No sooner had Sen. Robert Byrd (D-W.Va.) released his hold on the nominee than Johnson ran into a new barrier in Sen. Patty Murray (D). In a brief interview Tuesday, the Washington lawmaker acknowledged that she has placed a new hold on Johnson’s confirmation in order to get $58 million in funding for port security from the Department of Homeland Security.
“I will keep the hold until Homeland Security releases this funding,” Murray said.
Murray’s opposition is only the latest obstruction placed before Johnson’s nomination. But it has fed considerable speculation on Capitol Hill that Democrats may be using the nominee, on account of his close relationship with Bush, to gain leverage in policy battles with the White House.
[IMGCAP(1)] In that case, Johnson’s effort to win confirmation could plod on indefinitely.
At the very least, Murray’s hold moves the dispute beyond parochial questions about the role that Johnson, who previously served as director of the White House’s Office of Personnel Management, played in steps by the Bush administration toward a policy of out-sourcing some government functions to private firms.
That prospect has been strongly opposed by organized labor and served as the rationale for Byrd’s hold on Johnson’s nomination.
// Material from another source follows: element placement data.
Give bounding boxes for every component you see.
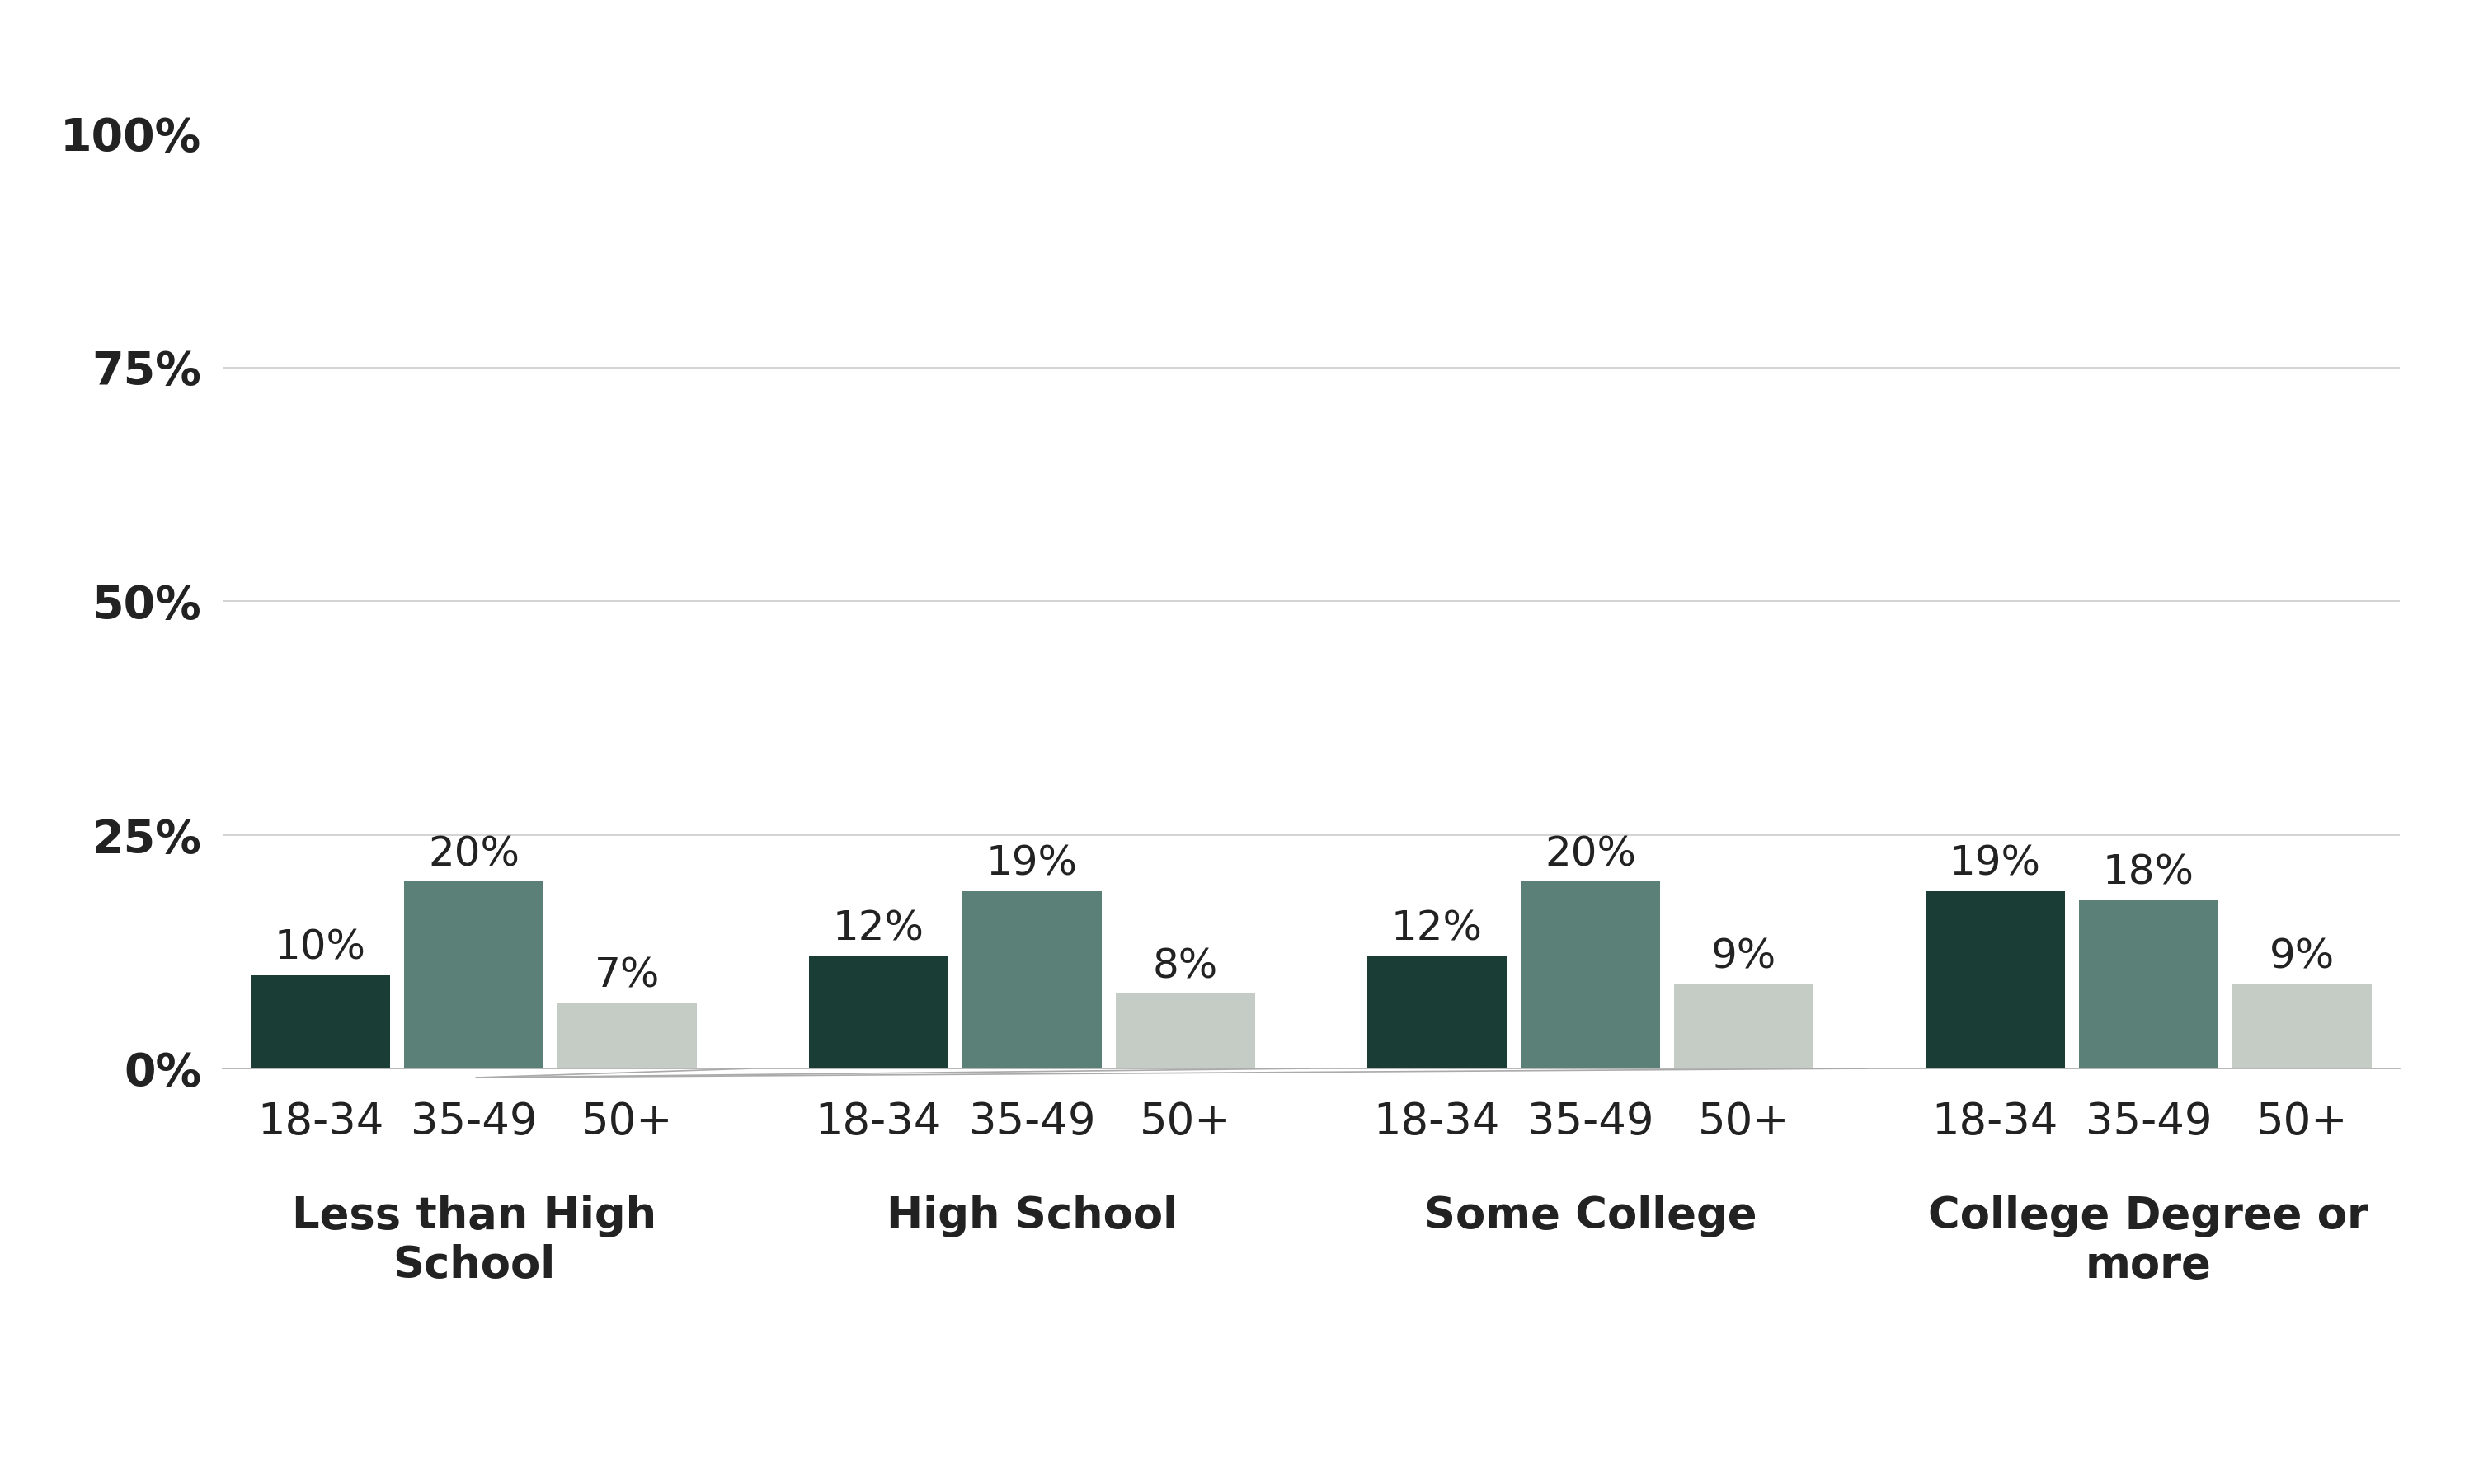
Bar	[1368, 956, 1507, 1068]
Text: 20%: 20%	[428, 834, 520, 874]
Text: 50+: 50+	[581, 1101, 673, 1143]
Bar	[1522, 881, 1660, 1068]
Bar	[1675, 984, 1813, 1068]
Bar	[250, 975, 391, 1068]
Text: 35-49: 35-49	[2086, 1101, 2212, 1143]
Text: 18-34: 18-34	[1932, 1101, 2058, 1143]
Bar	[403, 881, 544, 1068]
Text: 18-34: 18-34	[816, 1101, 943, 1143]
Bar	[962, 890, 1101, 1068]
Text: 18-34: 18-34	[1373, 1101, 1499, 1143]
Text: 19%: 19%	[987, 844, 1079, 883]
Bar	[1116, 994, 1254, 1068]
Bar	[2232, 984, 2373, 1068]
Text: 8%: 8%	[1153, 947, 1217, 987]
Text: 50+: 50+	[2256, 1101, 2348, 1143]
Text: 35-49: 35-49	[1526, 1101, 1653, 1143]
Text: Less than High
School: Less than High School	[292, 1195, 656, 1287]
Bar	[557, 1003, 698, 1068]
Text: College Degree or
more: College Degree or more	[1927, 1195, 2368, 1287]
Text: 50+: 50+	[1697, 1101, 1789, 1143]
Text: 50+: 50+	[1141, 1101, 1232, 1143]
Text: 35-49: 35-49	[411, 1101, 537, 1143]
Text: 12%: 12%	[1390, 910, 1482, 948]
Text: 35-49: 35-49	[970, 1101, 1096, 1143]
Text: 9%: 9%	[1712, 938, 1776, 976]
Text: High School: High School	[886, 1195, 1178, 1238]
Text: 12%: 12%	[834, 910, 925, 948]
Text: 10%: 10%	[275, 928, 366, 968]
Text: Some College: Some College	[1425, 1195, 1757, 1238]
Text: 19%: 19%	[1950, 844, 2041, 883]
Bar	[1925, 890, 2066, 1068]
Text: 18%: 18%	[2103, 853, 2194, 893]
Text: 20%: 20%	[1544, 834, 1635, 874]
Bar	[809, 956, 948, 1068]
Text: 18-34: 18-34	[257, 1101, 383, 1143]
Text: 9%: 9%	[2269, 938, 2335, 976]
Text: 7%: 7%	[594, 956, 661, 996]
Bar	[2078, 901, 2219, 1068]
There is no discernable link, however, between Johnson and the Homeland Security matter.
Murray’s fight with DHS concerns a planned diversion of funds from Operation Safe Commerce, a program intended to improve security at major ports, including Seattle-Tacoma. The Transportation Security Administration has indicated that it will reroute $28 million from the program to pay for explosives-screening technology at airports.
Calls to DHS and its transportation security section on Wednesday were not returned.
OMB spokesman Trent Duffy refused to comment on Murray’s hold, which was reported first in The Columbian, a newspaper in Vancouver, Wash.
Duffy cited White House policy that forbids officials from commenting on pending nominations.